Rising Government Debt – Do we need to worry?

Government debt levels have risen substantially on a global scale and most countries do not show any signs of a trend reversal in the foreseeable future.

Bernd Weidensteiner, Dr. Christoph Balz

Commerzbank Economic Research

July 5 2024

Fiscal policymakers face various challenges and oftentimes there is a lack of political will to cut overall spending and begin prioritizing expenditures. Many rely on the central bank's will and ability to stop another debt crisis should push come to shove. However, such a rescue would not come without cost and instead lead to increased inflation.

Debt ratios have risen considerably since the Financial Crisis ...

In many countries sovereign debt levels have shot up following the Global Financial Crisis in 2007. In the US, the debt-to-GDP ratio has almost doubled, rising from 65% to 122%. Similarly, France saw its debt-to-GDP ratio rise from 65% to 111%. As a consequence, the ratings agency S&P recently adjusted the country's credit rating downwards.

... and a trend reversal is not in sight, ...

In the upcoming years, a continuation of this almost universal upwards trend is likely. It seems, the consolidation of the fiscal budget is simply not a priority for policymakers everywhere. More than that, multiple countries such as France are even setting the stage for additional costly expenditure plans or tax reductions. In the current election campaign in France, none of the parties have even so much as mentioned plans to tackle the deficit.

... also considering higher interest rates and less inflation

The lack of political awareness could be traced back to the benign borrowing environment during more than a decade of historically low interest rates. When credit is cheap, additional debt has no noticeable impact on the budget. In addition, high rates of inflation generated faster nominal GDP growth, in turn curbing the rise of the debt ratio.
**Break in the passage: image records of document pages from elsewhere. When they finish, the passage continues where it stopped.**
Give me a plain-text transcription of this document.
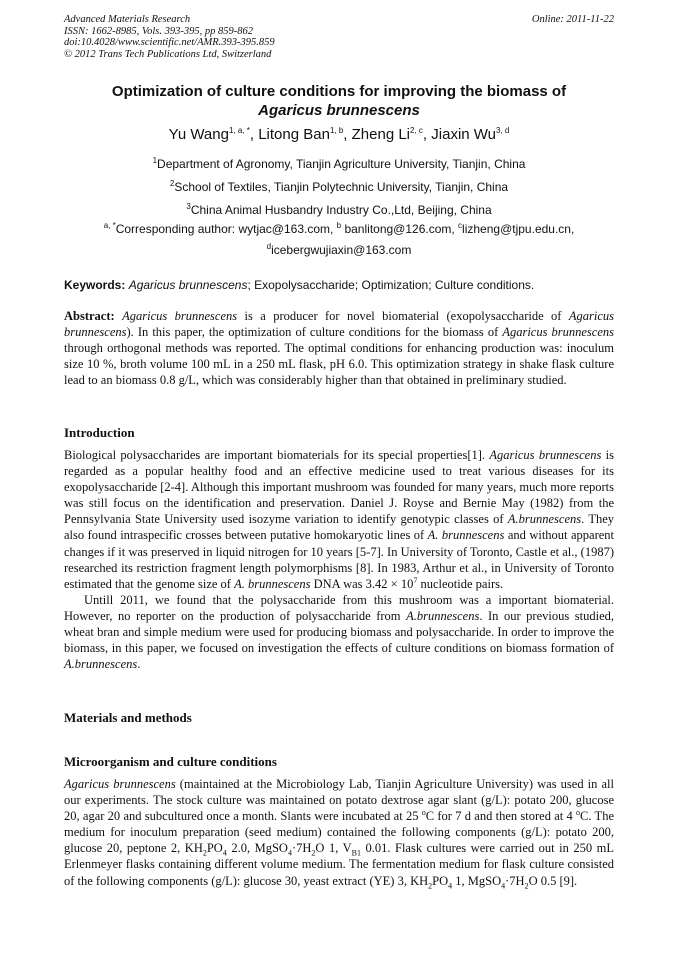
Advanced Materials Research
ISSN: 1662-8985, Vols. 393-395, pp 859-862
doi:10.4028/www.scientific.net/AMR.393-395.859
© 2012 Trans Tech Publications Ltd, Switzerland
Online: 2011-11-22
Optimization of culture conditions for improving the biomass of
Agaricus brunnescens
Yu Wang$^{1, a, *}$, Litong Ban$^{1, b}$, Zheng Li$^{2, c}$, Jiaxin Wu$^{3, d}$
$^1$Department of Agronomy, Tianjin Agriculture University, Tianjin, China
$^2$School of Textiles, Tianjin Polytechnic University, Tianjin, China
$^3$China Animal Husbandry Industry Co.,Ltd, Beijing, China
$^{a, *}$Corresponding author: wytjac@163.com, $^b$ banlitong@126.com, $^c$lizheng@tjpu.edu.cn,
$^d$icebergwujiaxin@163.com
Keywords: Agaricus brunnescens; Exopolysaccharide; Optimization; Culture conditions.

Abstract: Agaricus brunnescens is a producer for novel biomaterial (exopolysaccharide of Agaricus brunnescens). In this paper, the optimization of culture conditions for the biomass of Agaricus brunnescens through orthogonal methods was reported. The optimal conditions for enhancing production was: inoculum size 10 %, broth volume 100 mL in a 250 mL flask, pH 6.0. This optimization strategy in shake flask culture lead to an biomass 0.8 g/L, which was considerably higher than that obtained in preliminary studied.

Introduction

Biological polysaccharides are important biomaterials for its special properties[1]. Agaricus brunnescens is regarded as a popular healthy food and an effective medicine used to treat various diseases for its exopolysaccharide [2-4]. Although this important mushroom was founded for many years, much more reports was still focus on the identification and preservation. Daniel J. Royse and Bernie May (1982) from the Pennsylvania State University used isozyme variation to identify genotypic classes of A.brunnescens. They also found intraspecific crosses between putative homokaryotic lines of A. brunnescens and without apparent changes if it was preserved in liquid nitrogen for 10 years [5-7]. In University of Toronto, Castle et al., (1987) researched its restriction fragment length polymorphisms [8]. In 1983, Arthur et al., in University of Toronto estimated that the genome size of A. brunnescens DNA was $3.42 \times 10^7$ nucleotide pairs.

Untill 2011, we found that the polysaccharide from this mushroom was a important biomaterial. However, no reporter on the production of polysaccharide from A.brunnescens. In our previous studied, wheat bran and simple medium were used for producing biomass and polysaccharide. In order to improve the biomass, in this paper, we focused on investigation the effects of culture conditions on biomass formation of A.brunnescens.

Materials and methods
Microorganism and culture conditions

Agaricus brunnescens (maintained at the Microbiology Lab, Tianjin Agriculture University) was used in all our experiments. The stock culture was maintained on potato dextrose agar slant (g/L): potato 200, glucose 20, agar 20 and subcultured once a month. Slants were incubated at 25 $^o$C for 7 d and then stored at 4 $^o$C. The medium for inoculum preparation (seed medium) contained the following components (g/L): potato 200, glucose 20, peptone 2, $KH_2PO_4$ 2.0, $MgSO_4\cdot 7H_2O$ 1, $V_{B1}$ 0.01. Flask cultures were carried out in 250 mL Erlenmeyer flasks containing different volume medium. The fermentation medium for flask culture consisted of the following components (g/L): glucose 30, yeast extract (YE) 3, $KH_2PO_4$ 1, $MgSO_4\cdot 7H_2O$ 0.5 [9].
Nonetheless, tailwinds for the public finance situation are losing their force. Inflation has cooled down while higher interest rates are weighing heavily on the budgets. The direct consequences of outsized sovereign debt volumes become visible when considering the large sums of interest rate payments governments are due to pay out to their lenders. For example, in fiscal 2024, the US federal government's interest payments as a percentage of GDP are expected to amount to 3.1%. This represents a doubling compared to the early 21st century. In the coming years, this ratio is set to rise to 4%.